# taz.de -- Rücktritt von Kirgistans Präsident: Faire Wahlen fehlen trotzdem
> Kirgistan liegt in Sachen Demokratie unter den Ex-Sowjetrepubliken
> Zentralasiens vorn. Und hat trotzdem noch einen weiten Weg vor sich.
IMG Bild: AnhängerInnen des neuen neue Regierungschef Sadyr Schaparow in Bischkek
Eines muss man dem kirgisischen Präsidenten [1][Sooronbaj Dscheenbekow
lassen: Mit der Ankündigung, seinen Posten zu räumen], hat er zumindest
Wort gehalten. Dieser Rücktritt unterscheidet ihn in markanter Weise von
dem belarussischen Dauerherrscher Alexander Lukaschenko. Der klammert sich
weiter an sein Amt und hat sogar gedroht, mit [2][scharfer Munition auf
friedliche Demonstrant*innen] schießen zu lassen.

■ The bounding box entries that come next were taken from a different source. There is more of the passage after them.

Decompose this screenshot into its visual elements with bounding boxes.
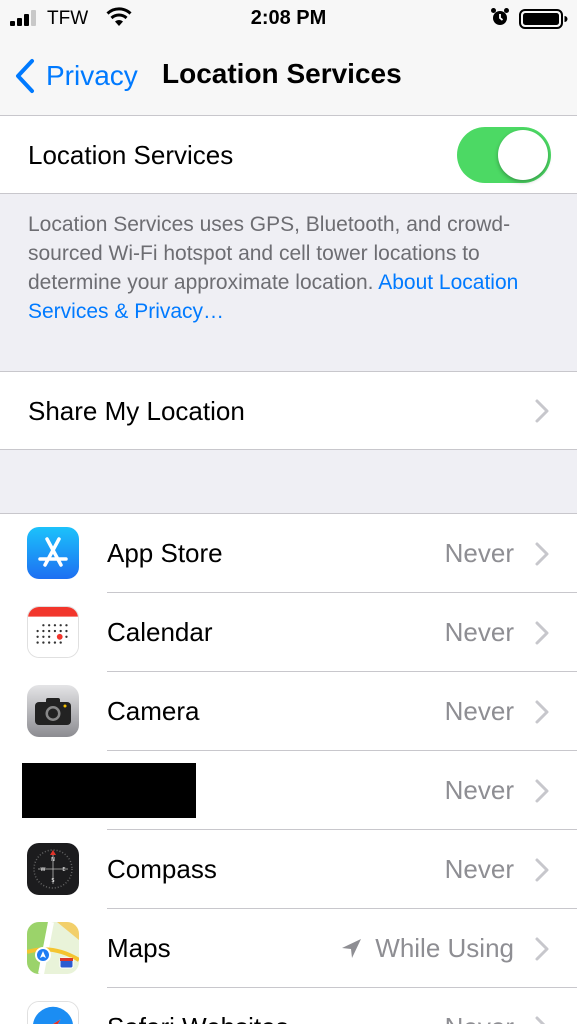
chevron-right-icon	[535, 779, 549, 803]
app-name: Calendar	[107, 617, 213, 647]
navigation-bar: Privacy Location Services	[0, 38, 577, 116]
alarm-icon	[491, 8, 509, 25]
redacted-block	[22, 763, 196, 818]
chevron-right-icon	[535, 858, 549, 882]
location-services-cell: Location Services	[0, 116, 577, 194]
svg-text:S: S	[51, 878, 54, 884]
app-permission: Never	[444, 538, 514, 568]
app-name: Compass	[107, 854, 217, 884]
compass-icon: N S W E	[27, 843, 79, 895]
toggle-knob	[498, 130, 548, 180]
camera-icon	[27, 685, 79, 737]
back-button[interactable]: Privacy	[14, 56, 138, 96]
chevron-right-icon	[535, 937, 549, 961]
app-row-calendar[interactable]: Calendar Never	[0, 593, 577, 672]
app-row-camera[interactable]: Camera Never	[0, 672, 577, 751]
app-row-safari-websites[interactable]: Safari Websites Never	[0, 988, 577, 1024]
app-permission: Never	[444, 854, 514, 884]
chevron-right-icon	[535, 542, 549, 566]
location-services-toggle[interactable]	[457, 127, 551, 183]
location-arrow-icon	[342, 938, 362, 958]
status-bar: TFW 2:08 PM	[0, 0, 577, 38]
app-permission: While Using	[339, 933, 514, 964]
app-name: App Store	[107, 538, 223, 568]
svg-text:W: W	[41, 867, 46, 873]
battery-icon	[519, 9, 568, 29]
chevron-right-icon	[535, 399, 549, 423]
app-permission: Never	[444, 617, 514, 647]
chevron-right-icon	[535, 700, 549, 724]
app-store-icon	[27, 527, 79, 579]
svg-text:E: E	[62, 867, 65, 873]
app-row-maps[interactable]: Maps While Using	[0, 909, 577, 988]
app-permission: Never	[444, 696, 514, 726]
safari-icon	[27, 1001, 79, 1024]
share-my-location-label: Share My Location	[28, 396, 245, 426]
chevron-right-icon	[535, 621, 549, 645]
app-name: Maps	[107, 933, 171, 963]
app-name: Camera	[107, 696, 200, 726]
chevron-right-icon	[535, 1016, 546, 1024]
app-row-compass[interactable]: N S W E Compass Never	[0, 830, 577, 909]
svg-text:N: N	[51, 857, 55, 863]
page-title: Location Services	[162, 58, 402, 89]
location-services-description: Location Services uses GPS, Bluetooth, a…	[28, 210, 558, 326]
calendar-icon	[27, 606, 79, 658]
location-services-label: Location Services	[28, 140, 234, 170]
maps-icon	[27, 922, 79, 974]
back-label: Privacy	[46, 60, 138, 91]
share-my-location-cell[interactable]: Share My Location	[0, 371, 577, 450]
app-list: App Store Never Calendar Never Camera Ne…	[0, 513, 577, 1024]
app-permission: Never	[445, 1012, 514, 1024]
app-permission: Never	[444, 775, 514, 805]
app-row-redacted[interactable]: Never	[0, 751, 577, 830]
app-row-app-store[interactable]: App Store Never	[0, 514, 577, 593]
app-name: Safari Websites	[107, 1012, 289, 1024]
chevron-left-icon	[16, 59, 34, 93]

Die jüngsten Ereignisse in Kirgistan sind aber auch ein
Alleinstellungsmerkmal des Landes in der gesamten Region. Immerhin ist es
nach 2005 und 2010 bereits das dritte Mal, dass sich die Kirgis*innen ihrer
Regierung entledigt haben. Demgegenüber scheinen die autokratischen
Herrscher der anderen Ex-Sowjetrepubliken in Zentralasien weiter fest im
Sattel zu sitzen.
Erst am vergangenen Sonntag ließ sich Tadschikistans Staatschef Emomali
Rachmon für seinen „grandiosen“ Sieg bei der Präsidentenwahl feiern, die er
angeblich mit fast 91 Prozent der Stimmen gewonnen hatte. Allerdings muss
bezweifelt werden, dass Dscheenbekows Rücktritt die politische Krise in
Kirgistan entschärfen kann und dem Land zu einem Mindestmaß an Stabilität,
ja vielleicht sogar zu einem Neuanfang verhilft.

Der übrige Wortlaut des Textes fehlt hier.